We can use a recursive backtracking algorithm to generate all possible values of \(f_{1..k}\). At each step, we consider every possible candidate of \(f_i \in [2, 41]\). Since \(f_i\) has to be a divisor of \(P\) within \([2,41]\), we can just precompute these. We start the backtracking with \(P\), and at each step, divide by each choice of \(f_i\) until either \(P\) becomes \(1\), or the sum of factors used so far exceeds \(41\).

Will this backtracking be efficient enough? First, note that the deepest we can go is \(k=20\) by choosing each \(f_i=2\) (since minimizing each factor maximizes the array length). This mean \(P \le 2^k \approx 10^6\). It's somewhat difficult to prove an upper bound on this recurrence, but intuitively, the larger the factor we pick at each step, the fewer remaining branching factors there will be. Emprically, the model solution passes the full test set in under \(10\) seconds on a modest system, taking no more than \(20\) million recursive steps on any test case.

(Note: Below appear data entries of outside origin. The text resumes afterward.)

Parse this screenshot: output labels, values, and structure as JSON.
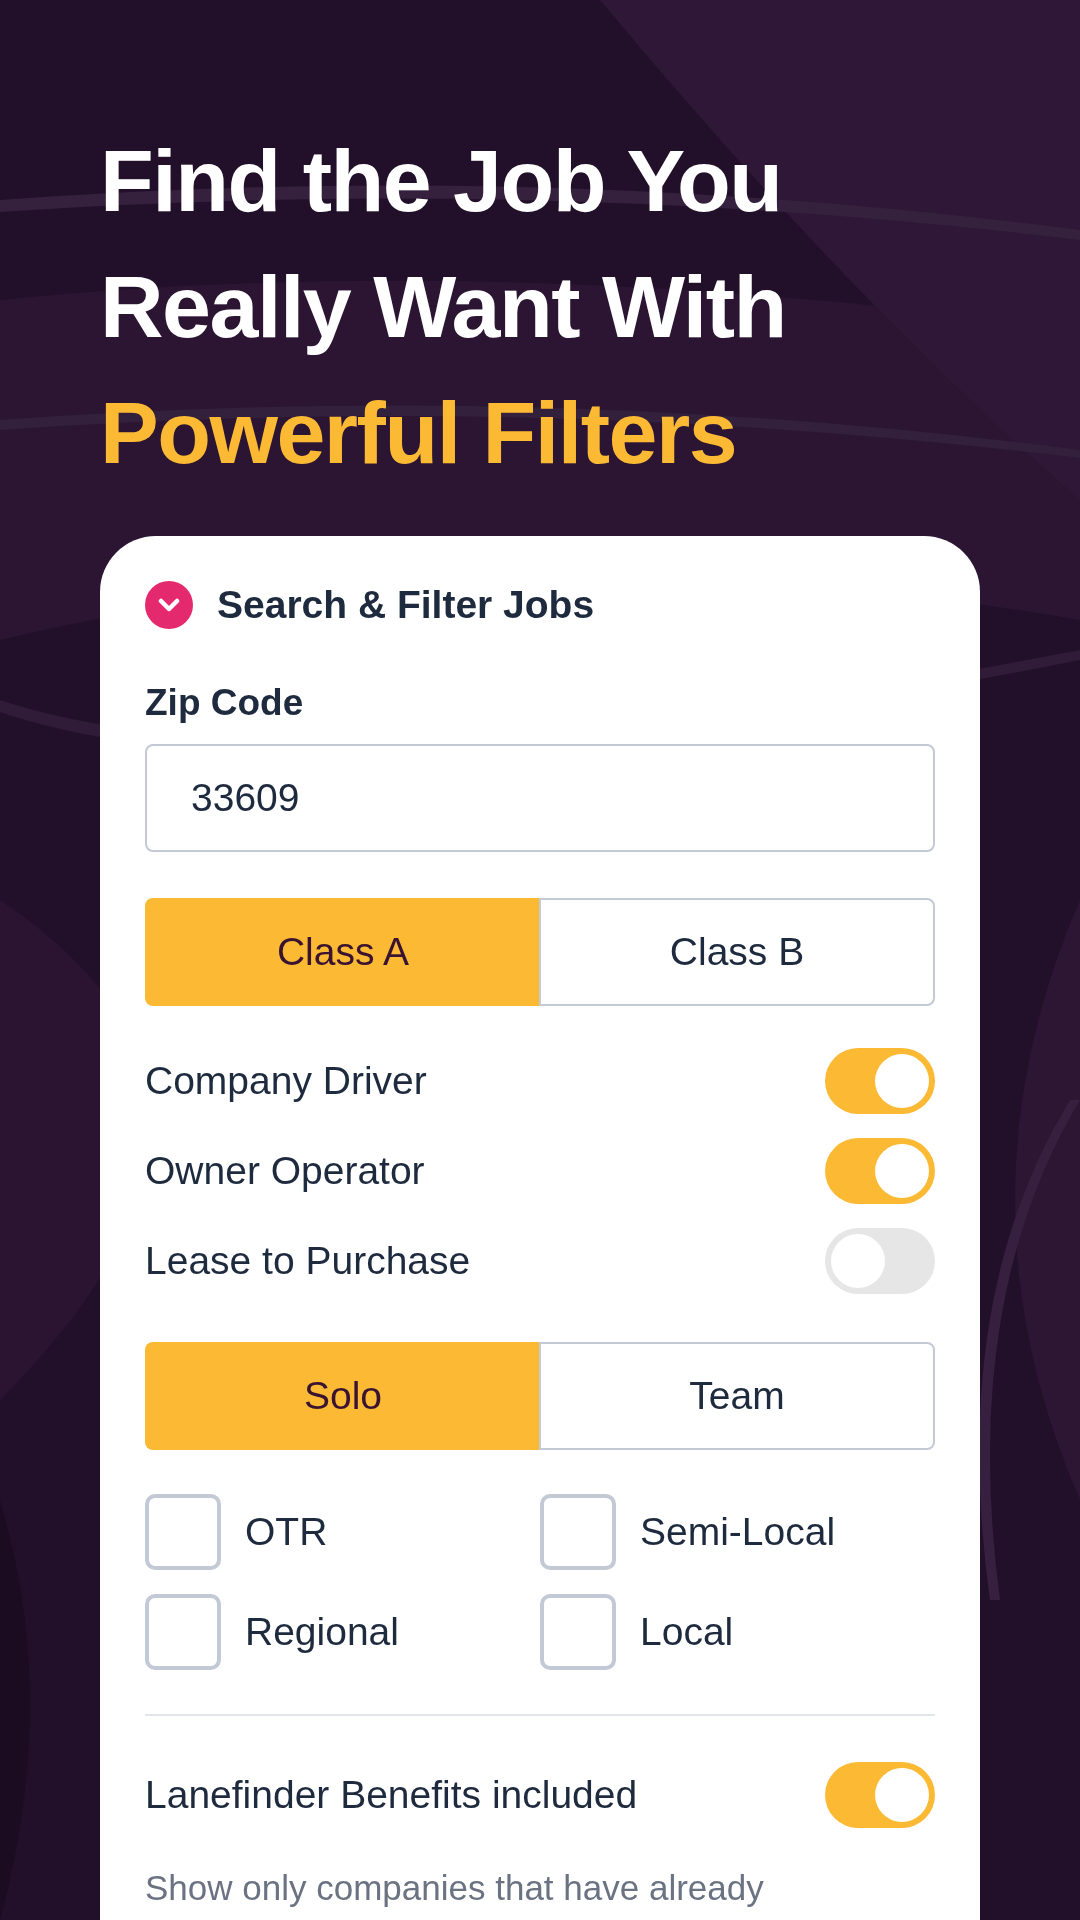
{
  "headline": {
    "lines": [
      "Find the Job You",
      "Really Want With"
    ],
    "highlight": "Powerful Filters"
  },
  "panel": {
    "title": "Search & Filter Jobs",
    "expanded": true,
    "zip": {
      "label": "Zip Code",
      "value": "33609"
    },
    "license_class": [
      {
        "label": "Class A",
        "selected": true
      },
      {
        "label": "Class B",
        "selected": false
      }
    ],
    "driver_types": [
      {
        "label": "Company Driver",
        "on": true
      },
      {
        "label": "Owner Operator",
        "on": true
      },
      {
        "label": "Lease to Purchase",
        "on": false
      }
    ],
    "team_type": [
      {
        "label": "Solo",
        "selected": true
      },
      {
        "label": "Team",
        "selected": false
      }
    ],
    "route_types": [
      {
        "label": "OTR",
        "checked": false
      },
      {
        "label": "Semi-Local",
        "checked": false
      },
      {
        "label": "Regional",
        "checked": false
      },
      {
        "label": "Local",
        "checked": false
      }
    ],
    "benefits": {
      "label": "Lanefinder Benefits included",
      "on": true,
      "description": "Show only companies that have already"
    }
  }
}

Another approach is to enumerate all [partitions](https://en.wikipedia.org/wiki/Partition\_(number\_theory)) of \(41\), of which there are [under 45000](https://www.wolframalpha.com/input?i=number+of+partitions+of+41). There are many known [algorithms](https://code.activestate.com/recipes/218332/) to do so, taking linear or constant steps per partition. Even exponential ones will likely work in our submission window. After generating each partition of size \(k\), we can check whether the product equals \(P\) in \(\mathcal{O}(k)\), for an overall time complexity of \(\mathcal{O}(45000*k)\).